In the post, Caraballo warned that such technologies could mislead older news consumers in particular.
“What's bothering me is how easy it is to repetition. I had multiple versions within 10 minutes, which makes it difficult to detect and easier to spread,” she writes. “The lack of Chalong [banner on a news broadcast] Make it easy to add after facts to make them look like a specific news channel. ”
In our own experiment, we used the prompt to create fake news videos with the ABC and NBC logos. It mimicked the voices of CNN anchors Jak Tapper, Erin Burnett, John Berman and Anderson Cooper.
“It's becoming increasingly difficult to convey facts from fiction right now,” Carabaro told Al Jazeera. “As someone who has been researching AI systems for years, I'm starting to struggle too.”
This challenge is also widespread. A survey from Pennsylvania State University found that 48% of consumers were fooled by fake videos distributed via messaging apps and social media.
Contrary to popular belief, young adults are more susceptible to misinformation than older adults.
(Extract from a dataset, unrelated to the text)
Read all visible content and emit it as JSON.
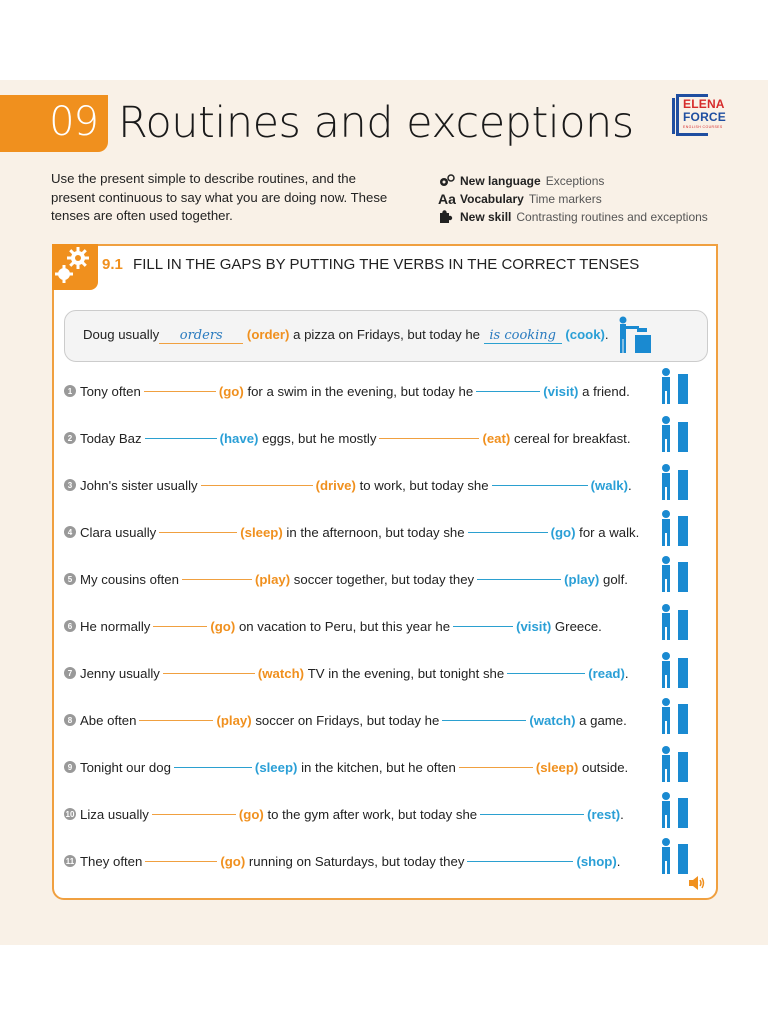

This means that there is no editorial standards and legal surveillance for traditional news organizations, primarily because younger generations rely on social media.
A UNESCO survey in December showed that 62% of news influencers did not fact-check information before sharing it.
Google is not just developing tools that will encourage the spread of synthetic media. Companies like Deepbrain offer users the ability to create AI-generated avatar videos, but with restrictions as they cannot create full scene renderings like VEO 3. Other tools such as Synthesia and Dubverse primarily allow for video dubbing for translation.
This growing toolkit offers more opportunities for malicious actors. Recent incidents included a manufactured news segment that was made to appear to be making racist remarks by CBS reporters in Dallas. The software used remains unconfirmed.
CBS News Texas did not respond to requests for comment.
As synthetic media becomes more common, according to Colman, it raises a unique risk that allows bad actors to push manipulation content that spreads faster than they can fix.
“When fake content spreads to platforms that don't check these markers [which is most of them]The damage is done through channels that strip them, or through bad actors who have learned to fake them,” Colman said.